Тот слез с куклы, подбежал прямо ей под ноги и теперь просился на ручки. Пришлось подбирать.
— Чего хотел? — прошипела она.
— Это… тут такое дело… — замялся мыш.
— Какое? Говори, не мямли.
— Нам надо, кровь из носа, пройти мимо этого типа. Конечная цель где-то рядом, возможно в соседней комнате…
Чудесно, очередной сверхъестественный инсайт, понятно, почему Витек мялся, словно барышня на сеновале. Ладно, все лучше, чем бестолково топтаться на месте.
— Понятненько. Предложения? Пожелания?
— Не знаю. Отвлечь его как-нибудь, или еще чего.
— Ясно. Значит, нет.
Зато у Аристарха пожелания нашлись.
— Уважаемые, я вам не мешаю? — с ледяной любезностью поинтересовался он и, не дожидаясь ответа, продолжил:
— А вот мне как-то неуютно, когда меня игнорируют. Более того, о чем-то шепчутся, возможно, обсуждают меня же. Ты не находишь, Медея, что это, по меньшей мере, не вежливо?
Госпожа Цуцикова уже приготовилась доходчиво объяснить Аристарху, куда именно он в данном конкретном случае может засунуть и вежливость, и собственное драгоценное мнение, но тот явно вошел в раж.
— Знаешь, Медея, я даже не удивлен. Я был уверен, что однажды ты сюда явишься с претензиями.
— Даже так, — сочла нужным вклиниться в монолог ведьма. Не все же этому глухарю слушать исключительно собственное токование.
— Именно так, — отрезал Аристарх. — И это, к сожалению, не развившийся дар предвиденья. Просто… ты ведь всегда все портишь.
Правда?! Ну, надо же!
— Вот даже прямо сейчас. Ваша безымянная гоп-компания вторглась в частные владения, учинила дебош, а теперь ты не можешь молча выслушать, что я хочу тебе сказать.
И все-таки, душой она по-прежнему юна! Медея слушала этот занудно-агрессивный бубнеж и буквально ощущала, что ей снова двадцать… и что еще чуть-чуть и она подпалит засранцу шевелюру!
В те благословенные времена ведьма выходила из себя быстро. И буйно. А тут еще и повод шикарней некуда.
Ярость жгла вены вулканической лавой. Обжигала и рвалась на выход. Утомленный голос, с прохладцей отчитывающий Медею, как глупую школьницу, служил ей отличным ориентиром. Голос увещевал, тыкал носом, словно наделавшего лужу кота, в промахи, огрехи, неидеальности, шероховатости… во все, куда можно, или нельзя ткнуть!

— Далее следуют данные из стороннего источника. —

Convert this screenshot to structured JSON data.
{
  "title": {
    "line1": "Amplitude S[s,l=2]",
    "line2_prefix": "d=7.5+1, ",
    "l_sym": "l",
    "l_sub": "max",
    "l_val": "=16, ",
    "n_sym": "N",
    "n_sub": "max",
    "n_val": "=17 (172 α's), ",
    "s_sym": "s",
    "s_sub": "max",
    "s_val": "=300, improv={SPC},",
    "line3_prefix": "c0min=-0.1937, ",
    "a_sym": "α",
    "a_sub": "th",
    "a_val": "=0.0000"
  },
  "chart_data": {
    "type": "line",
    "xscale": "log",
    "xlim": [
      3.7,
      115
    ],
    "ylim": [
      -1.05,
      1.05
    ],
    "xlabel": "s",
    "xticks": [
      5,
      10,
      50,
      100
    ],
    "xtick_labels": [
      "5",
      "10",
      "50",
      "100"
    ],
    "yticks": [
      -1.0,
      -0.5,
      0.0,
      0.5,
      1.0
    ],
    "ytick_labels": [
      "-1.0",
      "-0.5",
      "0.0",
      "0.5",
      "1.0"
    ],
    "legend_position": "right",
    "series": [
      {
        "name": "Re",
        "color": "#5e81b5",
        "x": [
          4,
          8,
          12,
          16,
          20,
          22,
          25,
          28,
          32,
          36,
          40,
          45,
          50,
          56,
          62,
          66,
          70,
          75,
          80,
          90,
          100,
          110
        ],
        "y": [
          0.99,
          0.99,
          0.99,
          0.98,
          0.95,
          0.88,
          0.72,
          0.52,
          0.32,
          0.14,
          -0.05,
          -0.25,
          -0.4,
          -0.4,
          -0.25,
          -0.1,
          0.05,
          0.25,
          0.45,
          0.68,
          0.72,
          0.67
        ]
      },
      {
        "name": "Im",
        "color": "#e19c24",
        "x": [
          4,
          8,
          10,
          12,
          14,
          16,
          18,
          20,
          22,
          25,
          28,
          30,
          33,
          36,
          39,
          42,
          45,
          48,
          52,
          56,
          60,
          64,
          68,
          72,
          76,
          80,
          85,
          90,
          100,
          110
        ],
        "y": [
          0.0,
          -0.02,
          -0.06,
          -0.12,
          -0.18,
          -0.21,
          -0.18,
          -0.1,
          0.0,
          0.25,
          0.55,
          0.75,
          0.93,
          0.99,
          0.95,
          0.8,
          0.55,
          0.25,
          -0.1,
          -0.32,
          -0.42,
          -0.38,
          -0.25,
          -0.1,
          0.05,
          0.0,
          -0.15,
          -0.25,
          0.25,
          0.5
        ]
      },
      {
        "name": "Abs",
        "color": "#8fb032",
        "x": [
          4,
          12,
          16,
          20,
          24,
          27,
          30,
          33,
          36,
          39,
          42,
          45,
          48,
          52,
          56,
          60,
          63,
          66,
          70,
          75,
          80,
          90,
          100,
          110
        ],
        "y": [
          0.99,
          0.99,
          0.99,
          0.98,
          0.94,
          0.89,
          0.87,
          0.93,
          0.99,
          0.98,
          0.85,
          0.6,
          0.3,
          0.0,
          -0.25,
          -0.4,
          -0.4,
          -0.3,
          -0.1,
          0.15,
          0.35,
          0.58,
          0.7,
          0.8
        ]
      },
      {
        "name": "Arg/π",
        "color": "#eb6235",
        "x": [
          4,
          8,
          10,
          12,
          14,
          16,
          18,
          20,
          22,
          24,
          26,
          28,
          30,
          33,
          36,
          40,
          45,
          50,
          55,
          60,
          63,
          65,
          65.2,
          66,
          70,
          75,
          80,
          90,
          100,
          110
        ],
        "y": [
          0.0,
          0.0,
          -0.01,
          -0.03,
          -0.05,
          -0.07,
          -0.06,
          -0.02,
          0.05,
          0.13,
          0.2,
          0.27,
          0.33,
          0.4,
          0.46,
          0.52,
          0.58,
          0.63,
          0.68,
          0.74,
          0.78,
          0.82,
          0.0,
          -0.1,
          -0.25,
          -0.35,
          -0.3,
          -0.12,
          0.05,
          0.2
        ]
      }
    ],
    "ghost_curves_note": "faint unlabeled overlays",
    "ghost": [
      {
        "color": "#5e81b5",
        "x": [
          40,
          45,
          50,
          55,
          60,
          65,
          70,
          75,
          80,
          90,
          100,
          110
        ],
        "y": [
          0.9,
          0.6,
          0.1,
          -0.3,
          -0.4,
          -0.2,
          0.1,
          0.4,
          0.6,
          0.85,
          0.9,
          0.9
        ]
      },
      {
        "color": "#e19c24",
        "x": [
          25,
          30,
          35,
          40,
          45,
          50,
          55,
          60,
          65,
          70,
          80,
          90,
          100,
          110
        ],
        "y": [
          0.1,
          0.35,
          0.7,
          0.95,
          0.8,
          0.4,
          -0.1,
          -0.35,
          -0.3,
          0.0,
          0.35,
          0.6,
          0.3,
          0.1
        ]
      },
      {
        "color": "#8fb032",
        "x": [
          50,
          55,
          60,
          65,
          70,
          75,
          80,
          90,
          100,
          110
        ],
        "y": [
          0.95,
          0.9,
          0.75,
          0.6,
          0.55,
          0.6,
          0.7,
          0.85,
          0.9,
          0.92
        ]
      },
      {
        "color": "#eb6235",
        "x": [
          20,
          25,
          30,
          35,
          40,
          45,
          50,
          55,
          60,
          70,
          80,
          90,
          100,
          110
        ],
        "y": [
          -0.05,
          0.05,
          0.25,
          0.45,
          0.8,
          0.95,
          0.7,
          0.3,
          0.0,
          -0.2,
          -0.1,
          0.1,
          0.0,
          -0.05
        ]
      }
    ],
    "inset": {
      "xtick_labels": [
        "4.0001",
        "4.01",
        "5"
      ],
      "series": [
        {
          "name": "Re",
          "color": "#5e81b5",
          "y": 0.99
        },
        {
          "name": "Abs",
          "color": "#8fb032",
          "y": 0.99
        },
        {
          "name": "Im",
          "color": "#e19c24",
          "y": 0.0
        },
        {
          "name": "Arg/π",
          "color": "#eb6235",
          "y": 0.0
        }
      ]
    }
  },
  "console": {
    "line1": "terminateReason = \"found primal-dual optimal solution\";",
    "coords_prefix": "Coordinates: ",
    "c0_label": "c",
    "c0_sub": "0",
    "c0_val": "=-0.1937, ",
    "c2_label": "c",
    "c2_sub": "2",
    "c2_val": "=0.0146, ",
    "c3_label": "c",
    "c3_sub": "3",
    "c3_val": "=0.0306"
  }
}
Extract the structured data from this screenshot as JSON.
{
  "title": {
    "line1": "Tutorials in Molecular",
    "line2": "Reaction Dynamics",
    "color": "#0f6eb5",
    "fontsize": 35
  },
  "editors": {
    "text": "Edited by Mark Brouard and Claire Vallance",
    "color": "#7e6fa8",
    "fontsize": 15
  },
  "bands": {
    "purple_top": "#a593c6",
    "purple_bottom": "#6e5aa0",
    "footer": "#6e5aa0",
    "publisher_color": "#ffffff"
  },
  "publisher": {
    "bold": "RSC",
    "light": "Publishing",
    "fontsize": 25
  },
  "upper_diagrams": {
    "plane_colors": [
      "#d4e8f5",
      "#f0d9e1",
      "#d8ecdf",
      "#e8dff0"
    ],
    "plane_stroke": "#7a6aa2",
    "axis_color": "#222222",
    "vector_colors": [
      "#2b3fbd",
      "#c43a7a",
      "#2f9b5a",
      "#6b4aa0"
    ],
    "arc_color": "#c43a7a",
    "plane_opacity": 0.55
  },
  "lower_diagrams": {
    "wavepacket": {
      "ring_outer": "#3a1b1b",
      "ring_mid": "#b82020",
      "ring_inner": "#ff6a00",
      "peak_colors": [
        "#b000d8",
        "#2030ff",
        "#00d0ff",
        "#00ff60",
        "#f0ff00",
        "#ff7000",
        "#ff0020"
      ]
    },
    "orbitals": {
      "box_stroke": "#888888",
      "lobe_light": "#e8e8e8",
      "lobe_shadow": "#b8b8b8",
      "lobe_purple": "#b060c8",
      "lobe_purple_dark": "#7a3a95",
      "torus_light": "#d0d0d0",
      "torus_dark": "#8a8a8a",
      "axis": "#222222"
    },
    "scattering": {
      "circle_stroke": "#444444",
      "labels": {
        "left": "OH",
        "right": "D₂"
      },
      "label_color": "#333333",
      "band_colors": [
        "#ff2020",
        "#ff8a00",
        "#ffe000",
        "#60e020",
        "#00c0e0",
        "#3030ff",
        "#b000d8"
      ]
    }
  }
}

И тыкал, и тыкал, и тыкал… выплясывал чечетку на страхах и слабостях, выплетал плотный кокон из неуверенности… а она, дура, ничего не замечала! В чем-чем, а в магии разума этот жирный, заносчивый паук был-таки на голову выше нее!
И главное — каков паразит — сейчас пытается сделать ровно то же самое!
Только, похоже, поистратил силу, козлинушка, поизносился!
Ну, держись, сволочь, будет тебе и дебош, и недополученный мордобой! И порча, ведьма она, или где?! Уж отвлечет, так отвлечет!
Медея сжала медальон, настраиваясь. Отдала Витька кукле. А потом, еще не до конца распрямившись, метнула в Аристарха шаровую молнию.
Огонь! Что этому несчастному полумертвому миру, что их тухлым, полудохлым отношениям просто необходим огонь.
И он откликнулся. Яростный, жадный, неистовый. Но теперь-то, в контакте с медальоном, у Медеи хватало сил держать его в узде… а клокочущая, жгучая ярость помогла найти с ним общий язык. Еще молнию! И еще! Эх, хорошо-то как!
Игрушке разъяснения, или особое приглашение не потребовались. Она с Витьком и медведем рванула вперед еще при первой шаровой молнии. Панфутий скользнул следом.
Хэх, оставалось надеяться, что «конечная цель» не подразумевает под собой очередную свалку, счетчик идиотизма происходящего и так зашкаливал и…
…Аристарх от молний уклонился с небрежным изяществом — хорош, паскуда — а после выудил из-за пазухи массивный, ржавый медальон на толстенной золотой цепи…
…и неизвестно, сколько Медея продержится в этой схватке…
— Неплохую бижутерию ты себе отхватила, Медь.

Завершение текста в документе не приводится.